An Italian fishy delicacy is baccalà or salt-cod. Once the only way of preserving this most northern of fish long enough to get it to Italy, it became a part of many traditional dishes up and down the peninsula, although it’s considered a speciality of the Veneto region.
There were plenty of cheese stalls in the market where the produce hadn’t travelled far. Mostly on offer was pecorino (sheep’s milk cheese) either on its own, or flavoured with peppercorns, truffles, or chile flakes.
And no Tuscan Christmas would be complete without cantucci, known to the world by the generic name of biscotti, which originated in nearby Prato, now almost a conurbation with Florence.
Back outside, and fortified by another espresso, it was time to admire the Christmas decorations such as these striking cardinal-red hats suspended above a busy shopping street.
This restaurant was one of many whose entrances had been made doubly inviting by the addition of foliage and red-ribbon. Appropriately, the name translates as the ‘Red Onion Tavern’,
Although Italian cities have now adopted the Christmas tree as part of festive globalization, the most traditional decoration is the presepe or nativity scene. A tradition started by Saint Francis of Assisi, in nearby Umbria, no Italian town, or church, or house would be complete without one. Many shop windows also carry them, themed to the shop. I recently saw one in a sports shop window, where Subbuteo players, dressed of course in Fiorentina purple, had joined the shepherds in visiting the Christ Child.
Outside Florence cathedral, they had finished building the stable ready for the famous guests, who would soon be taking up residency for the season.
Pinocchio is a Florentine literary classic, its author, Carlo Lorenzini—known by the pseudonym Carlo Collodi—having been born in the city in 1826. Traditional looking pinocchi sport red and green clothes and so make excellent Christmas decorations.
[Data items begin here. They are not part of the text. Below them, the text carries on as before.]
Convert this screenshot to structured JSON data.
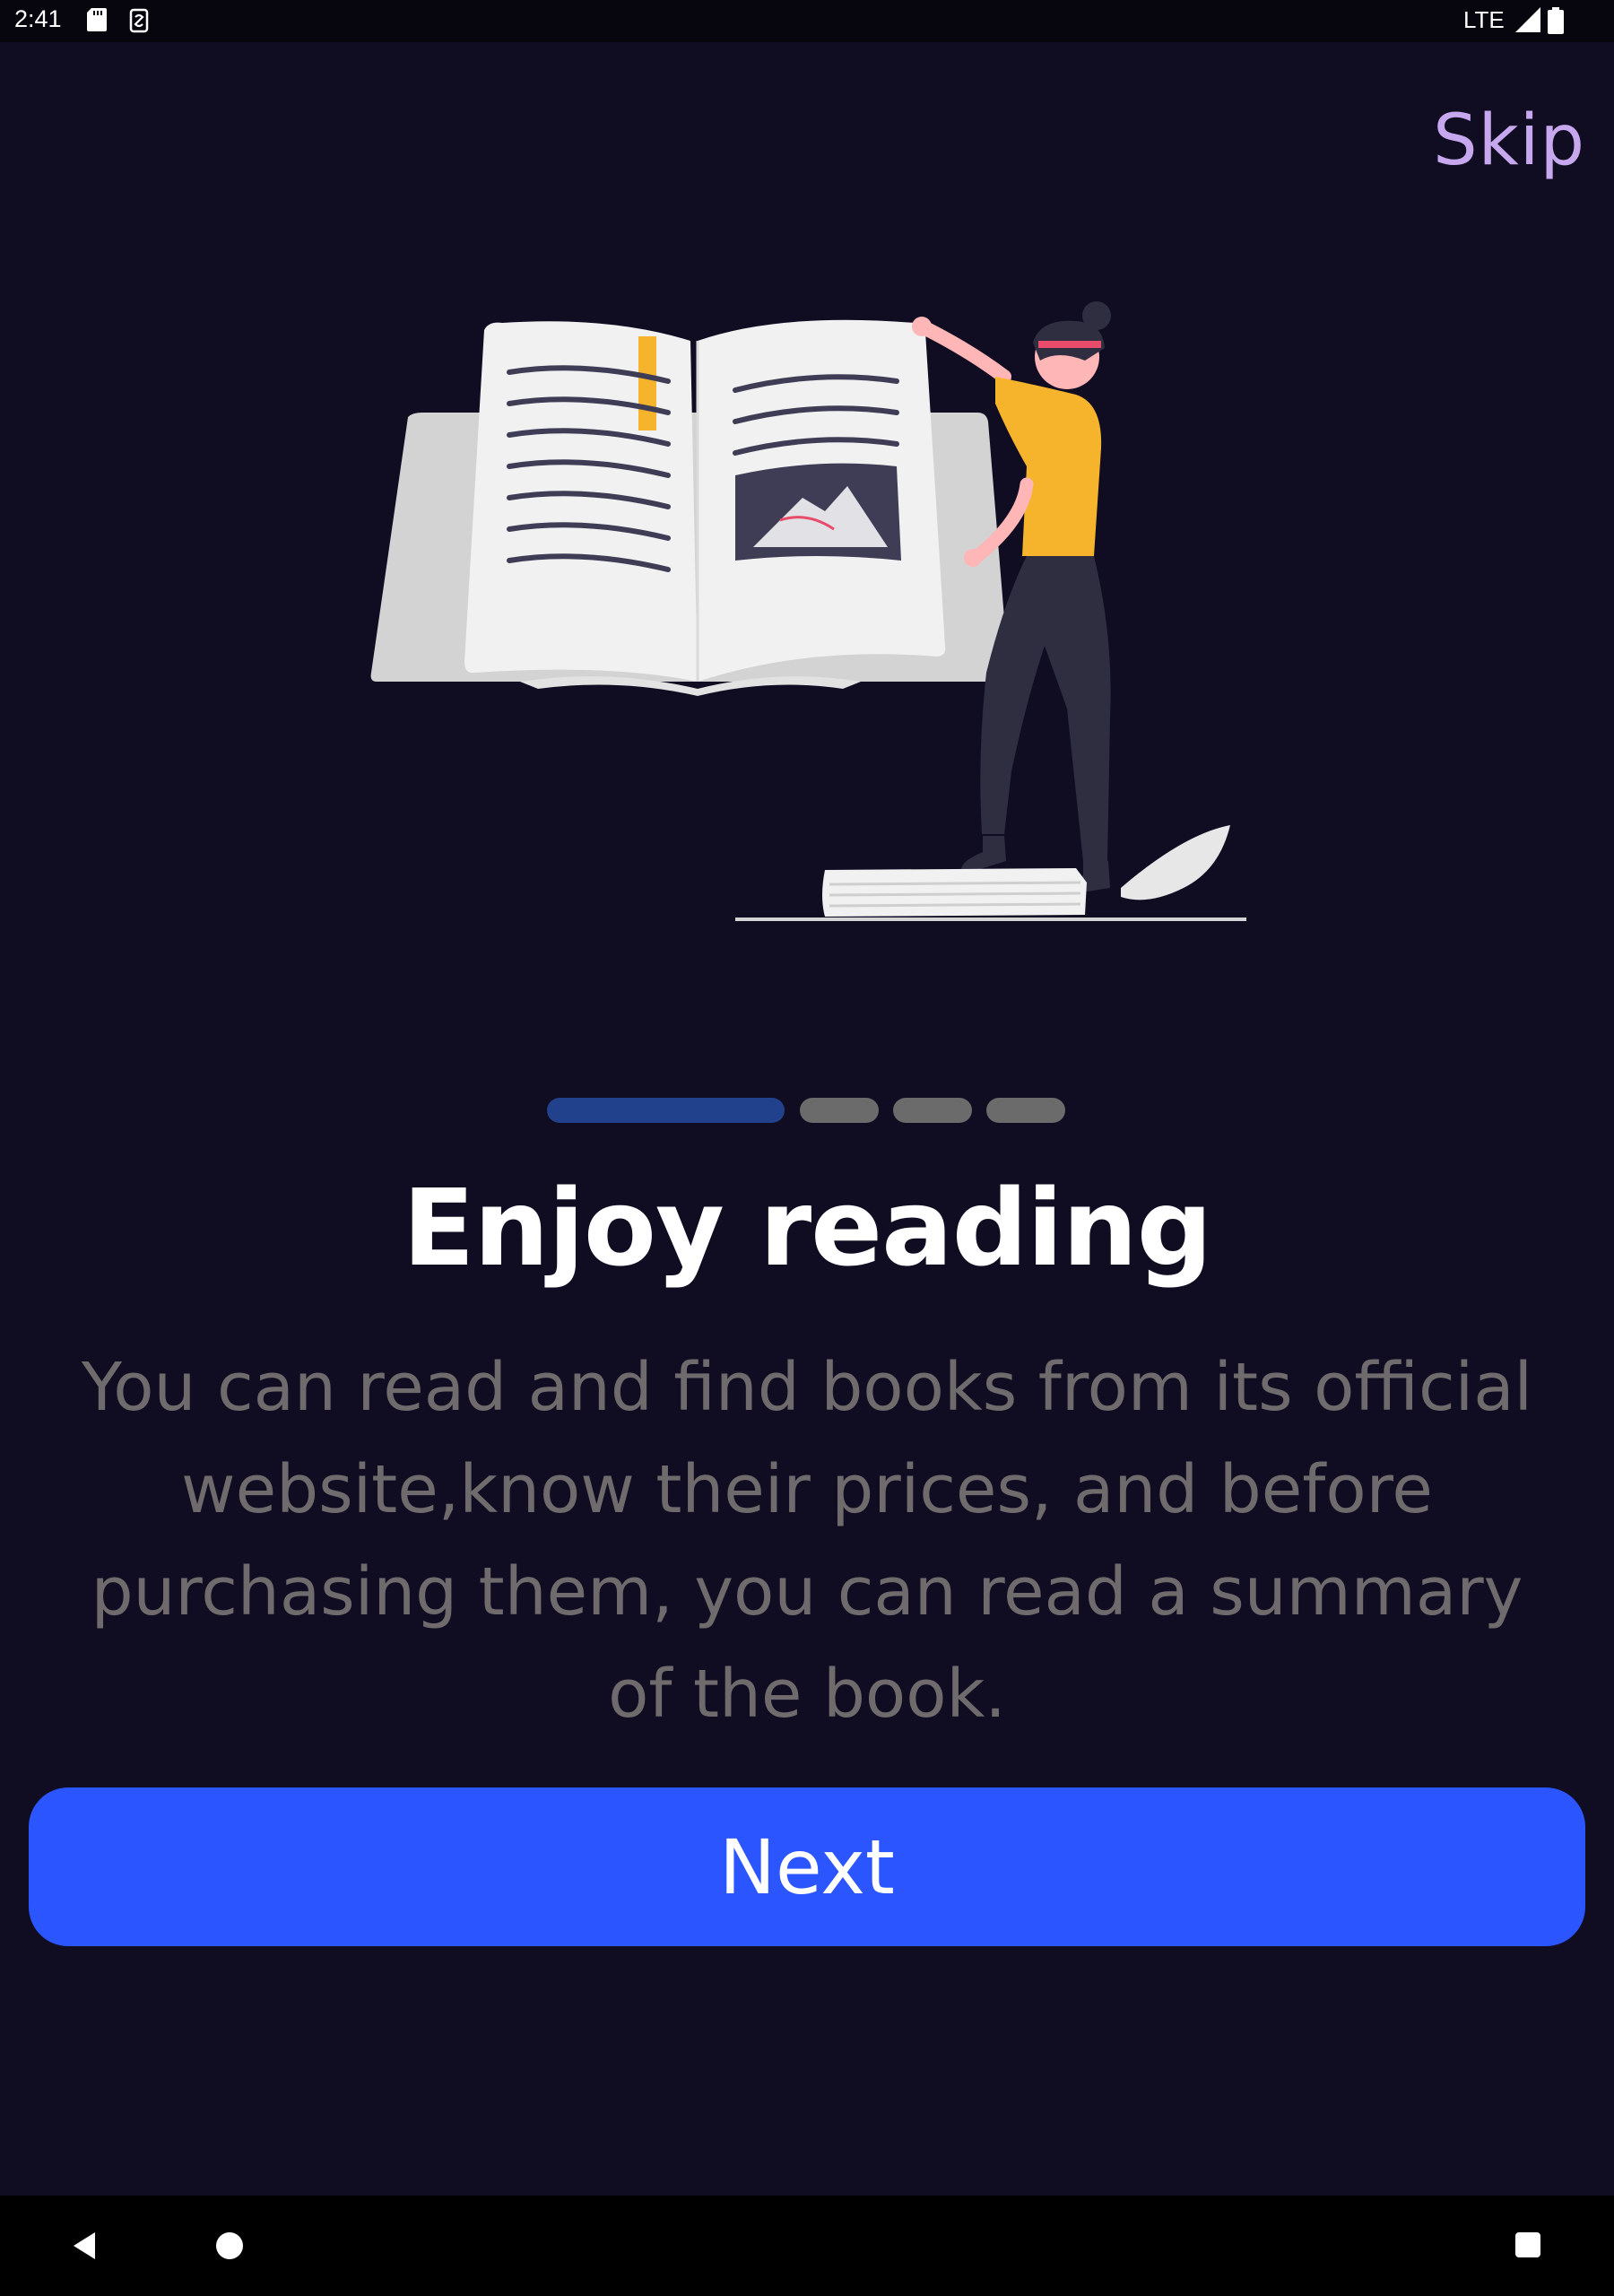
{
  "status_bar": {
    "time": "2:41",
    "network": "LTE",
    "icons": [
      "sd-card-icon",
      "sim-icon",
      "signal-icon",
      "battery-icon"
    ]
  },
  "skip_label": "Skip",
  "illustration": {
    "name": "woman-with-open-book-illustration"
  },
  "indicator": {
    "total": 4,
    "active_index": 0
  },
  "title": "Enjoy reading",
  "description": "You can read and find books from its official website,know their prices, and before purchasing them, you can read a summary of the book.",
  "next_label": "Next",
  "nav_bar": {
    "icons": [
      "back-icon",
      "home-icon",
      "recents-icon"
    ]
  },
  "colors": {
    "background": "#100c22",
    "skip": "#c7a8ee",
    "indicator_active": "#21418c",
    "indicator_inactive": "#6b6b6b",
    "button": "#2b55fe",
    "description": "#6f6b6d",
    "accent_yellow": "#f6b32c"
  }
}
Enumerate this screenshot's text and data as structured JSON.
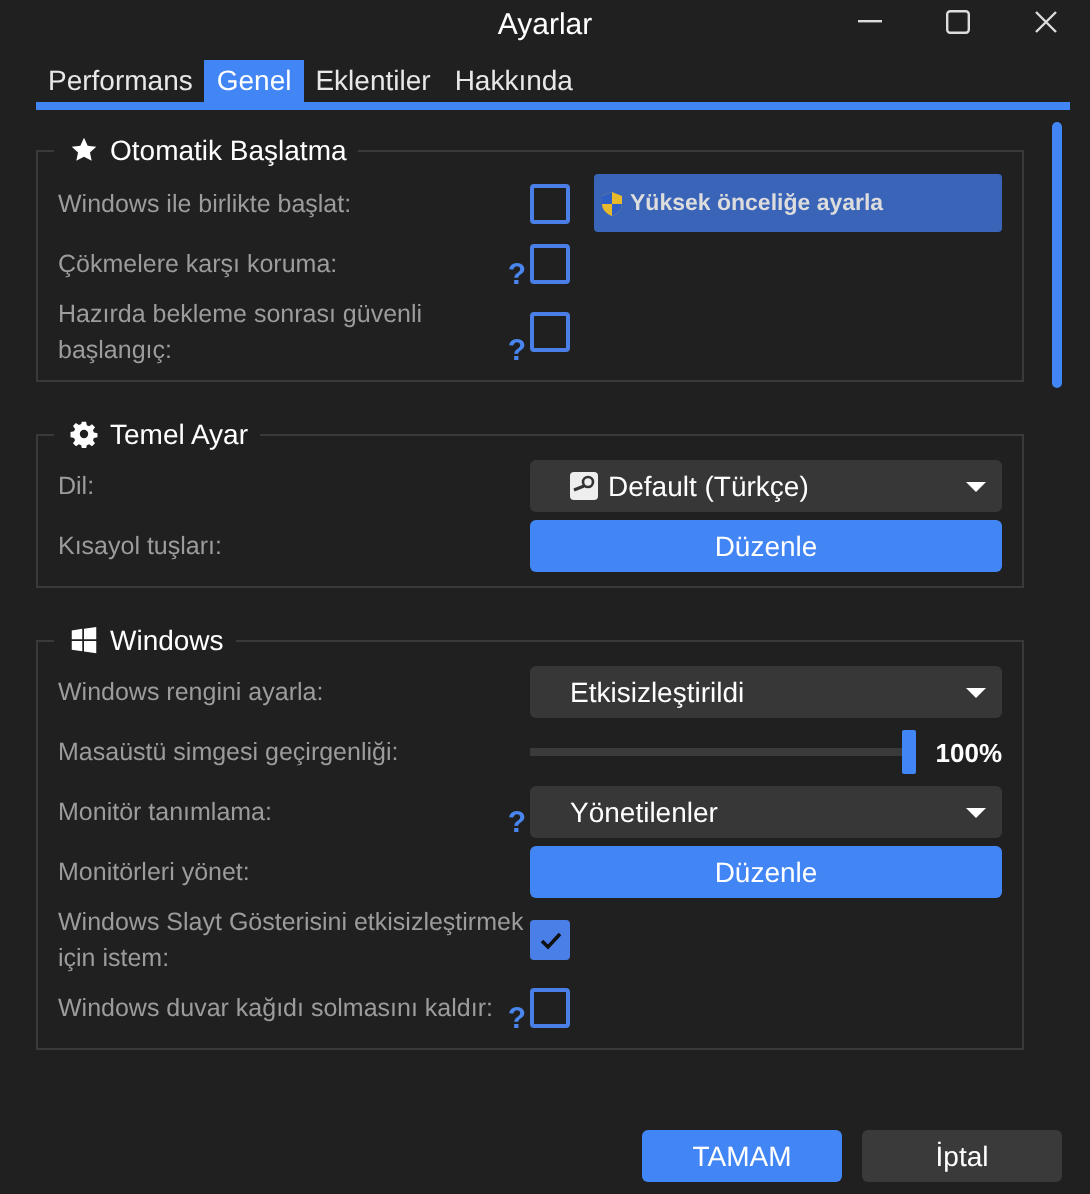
{
  "window": {
    "title": "Ayarlar"
  },
  "tabs": [
    {
      "label": "Performans",
      "selected": false
    },
    {
      "label": "Genel",
      "selected": true
    },
    {
      "label": "Eklentiler",
      "selected": false
    },
    {
      "label": "Hakkında",
      "selected": false
    }
  ],
  "sections": [
    {
      "title": "Otomatik Başlatma",
      "rows": [
        {
          "kind": "checkbox",
          "label": "Windows ile birlikte başlat:",
          "help": false,
          "checked": false,
          "side_button": "Yüksek önceliğe ayarla"
        },
        {
          "kind": "checkbox",
          "label": "Çökmelere karşı koruma:",
          "help": true,
          "checked": false
        },
        {
          "kind": "checkbox",
          "label": "Hazırda bekleme sonrası güvenli başlangıç:",
          "help": true,
          "checked": false
        }
      ]
    },
    {
      "title": "Temel Ayar",
      "rows": [
        {
          "kind": "dropdown",
          "label": "Dil:",
          "help": false,
          "value": "Default (Türkçe)",
          "value_icon": true
        },
        {
          "kind": "button",
          "label": "Kısayol tuşları:",
          "help": false,
          "button": "Düzenle"
        }
      ]
    },
    {
      "title": "Windows",
      "rows": [
        {
          "kind": "dropdown",
          "label": "Windows rengini ayarla:",
          "help": false,
          "value": "Etkisizleştirildi"
        },
        {
          "kind": "slider",
          "label": "Masaüstü simgesi geçirgenliği:",
          "help": false,
          "level": 1,
          "reading": "100%"
        },
        {
          "kind": "dropdown",
          "label": "Monitör tanımlama:",
          "help": true,
          "value": "Yönetilenler"
        },
        {
          "kind": "button",
          "label": "Monitörleri yönet:",
          "help": false,
          "button": "Düzenle"
        },
        {
          "kind": "checkbox",
          "label": "Windows Slayt Gösterisini etkisizleştirmek için istem:",
          "help": false,
          "checked": true
        },
        {
          "kind": "checkbox",
          "label": "Windows duvar kağıdı solmasını kaldır:",
          "help": true,
          "checked": false
        }
      ]
    }
  ],
  "help_mark": "?",
  "footer": [
    {
      "label": "TAMAM",
      "kind": "primary"
    },
    {
      "label": "İptal",
      "kind": "secondary"
    }
  ]
}
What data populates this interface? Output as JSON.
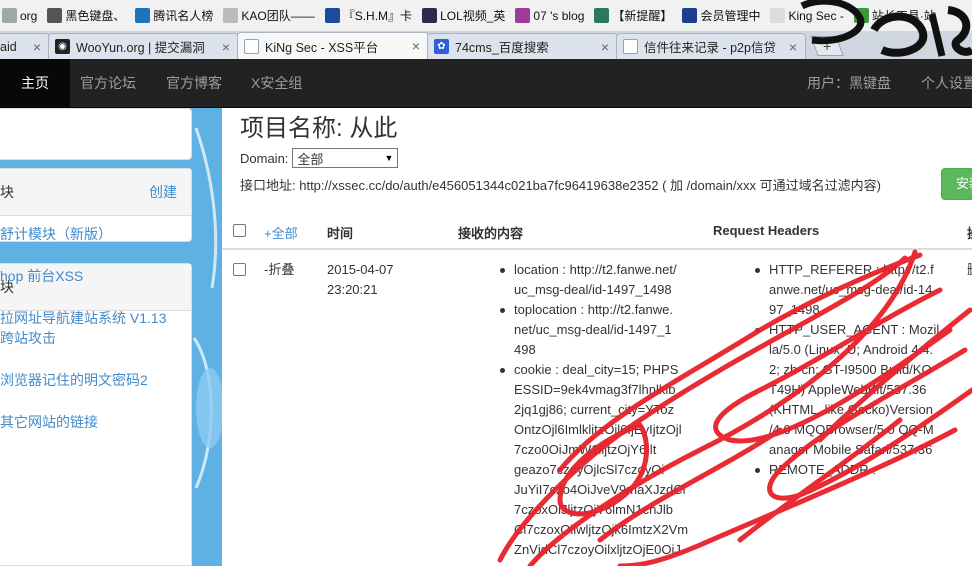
{
  "bookmarks": [
    {
      "label": "org",
      "icon": "blank-page-icon",
      "color": "#9aa"
    },
    {
      "label": "黑色键盘、",
      "icon": "star-icon",
      "color": "#555"
    },
    {
      "label": "腾讯名人榜",
      "icon": "shield-icon",
      "color": "#1e73be"
    },
    {
      "label": "KAO团队——",
      "icon": "blank-page-icon",
      "color": "#bbb"
    },
    {
      "label": "『S.H.M』卡",
      "icon": "tian-icon",
      "color": "#1a4c9a"
    },
    {
      "label": "LOL视频_英",
      "icon": "lol-icon",
      "color": "#2b2b4a"
    },
    {
      "label": "07 's blog",
      "icon": "qing-icon",
      "color": "#a03a9a"
    },
    {
      "label": "【新提醒】",
      "icon": "security-icon",
      "color": "#2a7a5a"
    },
    {
      "label": "会员管理中",
      "icon": "butterfly-icon",
      "color": "#1b3f8c"
    },
    {
      "label": "King Sec -",
      "icon": "blank-page-icon",
      "color": "#ddd"
    },
    {
      "label": "站长工具·站",
      "icon": "station-icon",
      "color": "#3a9a3a"
    }
  ],
  "tabs": [
    {
      "label": "aid",
      "icon": "blank-page-icon",
      "active": false
    },
    {
      "label": "WooYun.org | 提交漏洞",
      "icon": "wooyun-icon",
      "active": false
    },
    {
      "label": "KiNg Sec - XSS平台",
      "icon": "page-icon",
      "active": true
    },
    {
      "label": "74cms_百度搜索",
      "icon": "baidu-paw-icon",
      "active": false
    },
    {
      "label": "信件往来记录 - p2p信贷",
      "icon": "page-icon",
      "active": false
    }
  ],
  "newtab_label": "+",
  "navbar": {
    "home": "主页",
    "forum": "官方论坛",
    "blog": "官方博客",
    "xsec": "X安全组",
    "user": "用户：黑键盘",
    "settings": "个人设置"
  },
  "sidebar": {
    "panel1_head": "块",
    "create": "创建",
    "panel2_head": "块",
    "links": [
      [
        "舒计模块（新版）"
      ],
      [
        "hop 前台XSS"
      ],
      [
        "拉网址导航建站系统 V1.13",
        "跨站攻击"
      ],
      [
        "浏览器记住的明文密码2"
      ],
      [
        "其它网站的链接"
      ]
    ]
  },
  "main": {
    "project_title": "项目名称: 从此",
    "domain_label": "Domain:",
    "domain_selected": "全部",
    "api_text": "接口地址: http://xssec.cc/do/auth/e456051344c021ba7fc96419638e2352 ( 加 /domain/xxx 可通过域名过滤内容)",
    "install_button": "安装",
    "headers": {
      "select_all": "+全部",
      "time": "时间",
      "content": "接收的内容",
      "request_headers": "Request Headers",
      "operate": "操"
    },
    "row": {
      "collapse": "-折叠",
      "date": "2015-04-07",
      "time": "23:20:21",
      "content": [
        [
          "location : http://t2.fanwe.net/",
          "uc_msg-deal/id-1497_1498"
        ],
        [
          "toplocation : http://t2.fanwe.",
          "net/uc_msg-deal/id-1497_1",
          "498"
        ],
        [
          "cookie : deal_city=15; PHPS",
          "ESSID=9ek4vmag3f7lhnlkib",
          "2jq1gj86; current_city=YToz",
          "OntzOjl6ImlklitzOjl6IjEyIjtzOjl",
          "7czo0OiJmW1lljtzOjY6Ilt",
          "geazo7czoyOjlcSl7czoyOi",
          "JuYiI7czo4OiJveV9maXJzdCl",
          "7czoxOiJljtzOjY6lmN1cnJlb",
          "Cl7czoxOilwljtzOjk6ImtzX2Vm",
          "ZnVjdCl7czoyOilxljtzOjE0OiJ"
        ]
      ],
      "headers": [
        [
          "HTTP_REFERER : http://t2.f",
          "anwe.net/uc_msg-deal/id-14",
          "97_1498"
        ],
        [
          "HTTP_USER_AGENT : Mozil",
          "la/5.0 (Linux; U; Android 4.4.",
          "2; zh-cn; GT-I9500 Build/KO",
          "T49H) AppleWebKit/537.36",
          "(KHTML, like Gecko)Version",
          "/4.0 MQQBrowser/5.0 QQ-M",
          "anager Mobile Safari/537.36"
        ],
        [
          "REMOTE_ADDR :"
        ]
      ],
      "operate": "删"
    }
  },
  "colors": {
    "navbar_bg": "#222222",
    "link_blue": "#428bca",
    "sidebar_bg": "#5fb0e3",
    "install_green": "#5cb85c",
    "scribble_red": "#e8202a"
  }
}
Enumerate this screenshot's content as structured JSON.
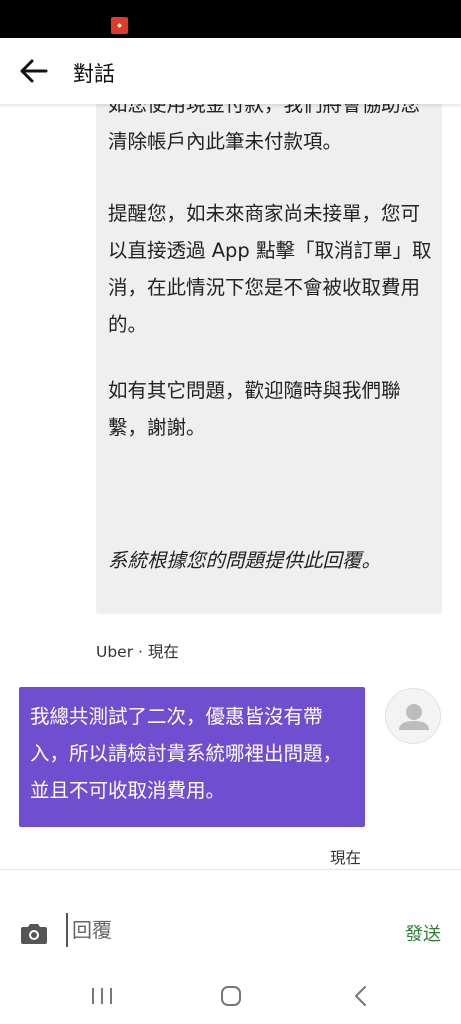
{
  "status_bar": {
    "app_icon": "app-notification-icon"
  },
  "header": {
    "title": "對話",
    "back_icon": "arrow-left-icon"
  },
  "support_message": {
    "para1": "如您使用現金付款，我們將會協助您清除帳戶內此筆未付款項。",
    "para2": "提醒您，如未來商家尚未接單，您可以直接透過 App 點擊「取消訂單」取消，在此情況下您是不會被收取費用的。",
    "para3": "如有其它問題，歡迎隨時與我們聯繫，謝謝。",
    "auto_note": "系統根據您的問題提供此回覆。",
    "sender": "Uber",
    "separator": " · ",
    "time": "現在"
  },
  "user_message": {
    "text": "我總共測試了二次，優惠皆沒有帶入，所以請檢討貴系統哪裡出問題，並且不可收取消費用。",
    "time": "現在",
    "avatar_icon": "user-avatar-icon"
  },
  "composer": {
    "placeholder": "回覆",
    "value": "",
    "send_label": "發送",
    "camera_icon": "camera-icon"
  },
  "nav_bar": {
    "recents_icon": "recents-icon",
    "home_icon": "home-icon",
    "back_icon": "back-icon"
  },
  "colors": {
    "user_bubble": "#6f4fcf",
    "support_bubble": "#efefef",
    "send": "#2e7d32"
  }
}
You can find them all over the city.
And last but not least, there is panforte which its almost obligatory for Tuscans to eat at Christmas. An elegant place to try it is in one of the cafés around the Piazza della Repubblica such as Gilli’s. Expensive, but a treat.
No post about Florence would be complete without a picture of its most famous resident, the copy of Michelangelo’s David in the Piazza della Signoria, so I will leave you with this image.